State Assembly Health Committee Chairman Richard Gottfried said raising the purchasing age to 19, would allow fewer high school students to legally buy cigarettes and share them with classmates.

But between 85 and 90 percent of adults who smoke started before they turned 19, Russell Sciandra of the Center for a Tobacco Free New York told the newspaper.

Blair Horner of the New York Public Interest Research Group, a longtime opponent of major tobacco interests in Albany, said "there is simply no evidence" that raising the smoking age would curb teenage smoking. He points to a multiyear Centers for Disease Control and Prevention study showing that a greater percentage of teens in Alaska and Alabama reported trying smoking than in New York. In Utah, a smaller percentage of teens than in New York admitted smoking at least once, but that was also the case before the age to legally buy cigarettes was raised to 19.
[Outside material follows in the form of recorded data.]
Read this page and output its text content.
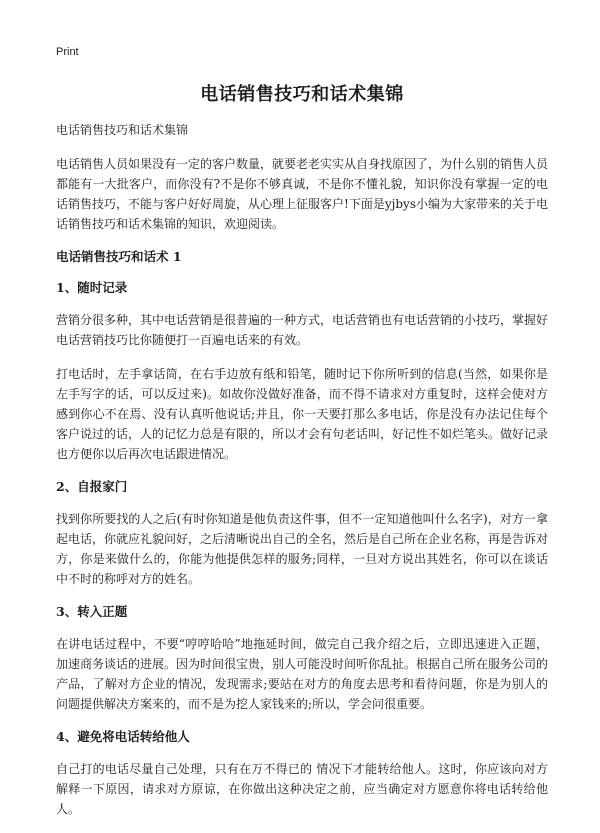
Print
电话销售技巧和话术集锦

电话销售技巧和话术集锦

电话销售人员如果没有一定的客户数量，就要老老实实从自身找原因了，为什么别的销售人员都能有一大批客户，而你没有?不是你不够真诚，不是你不懂礼貌，知识你没有掌握一定的电话销售技巧，不能与客户好好周旋，从心理上征服客户!下面是yjbys小编为大家带来的关于电话销售技巧和话术集锦的知识，欢迎阅读。

电话销售技巧和话术 1
1、随时记录

营销分很多种，其中电话营销是很普遍的一种方式，电话营销也有电话营销的小技巧，掌握好电话营销技巧比你随便打一百遍电话来的有效。

打电话时，左手拿话筒，在右手边放有纸和铅笔，随时记下你所听到的信息(当然，如果你是左手写字的话，可以反过来)。如故你没做好准备，而不得不请求对方重复时，这样会使对方感到你心不在焉、没有认真听他说话;并且，你一天要打那么多电话，你是没有办法记住每个客户说过的话，人的记忆力总是有限的，所以才会有句老话叫，好记性不如烂笔头。做好记录也方便你以后再次电话跟进情况。

2、自报家门

找到你所要找的人之后(有时你知道是他负责这件事，但不一定知道他叫什么名字)，对方一拿起电话，你就应礼貌问好，之后清晰说出自己的全名，然后是自己所在企业名称，再是告诉对方，你是来做什么的，你能为他提供怎样的服务;同样，一旦对方说出其姓名，你可以在谈话中不时的称呼对方的姓名。

3、转入正题

在讲电话过程中，不要“哼哼哈哈”地拖延时间，做完自己我介绍之后，立即迅速进入正题，加速商务谈话的进展。因为时间很宝贵，别人可能没时间听你乱扯。根据自己所在服务公司的产品，了解对方企业的情况，发现需求;要站在对方的角度去思考和看待问题，你是为别人的问题提供解决方案来的，而不是为挖人家钱来的;所以，学会问很重要。

4、避免将电话转给他人

自己打的电话尽量自己处理，只有在万不得已的 情况下才能转给他人。这时，你应该向对方解释一下原因，请求对方原谅，在你做出这种决定之前，应当确定对方愿意你将电话转给他人。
The CDC study also found that since 1997, the number of teens trying cigarettes in New York has dropped 17 percent, more than in Utah, Alabama and Alaska.

"It's important lawmakers base decisions on evidence," Horner told Newsday. "In this case they don't have it."

Opponents also say the proposal would discriminate against 18-year-olds. "An 18-year-old is old enough to defend our country, he's old enough to marry, to vote, but we're going to tell him he can't by a pack of cigarettes?" asked New York Conservative Party Chairman Michael Long. "It's the nanny-state mentality. Lawmakers are saying, `We know what's better for you. It's all right for you to go fight in Iraq, but not to buy cigarettes."'

Horner and Long both say education is the way to cut down on teen smoking, citing numerous programs they say have led to fewer teenagers lighting up.

Jim McVay, a spokesman with the Alabama Department of Public Health, said his state's age restriction on tobacco purchases has not been very effective in curtailing teen smoking. About 25 percent of Alabama teenagers in 2003 still reported smoking at least once in the past 30 days in the CDC survey. That compares with about 22 percent of New York teens, according to the American Cancer Society.

"We have not seen a large difference between Alabama and the neighboring states," McVay told the newspaper. "We see it as just one element of an overall campaign to reduce smoking. Social norms have much more of an effect."

Andrew Rush, a spokesman for Gov. George Pataki, said that if the legislation passes both houses, the governor "will certainly take a look at it."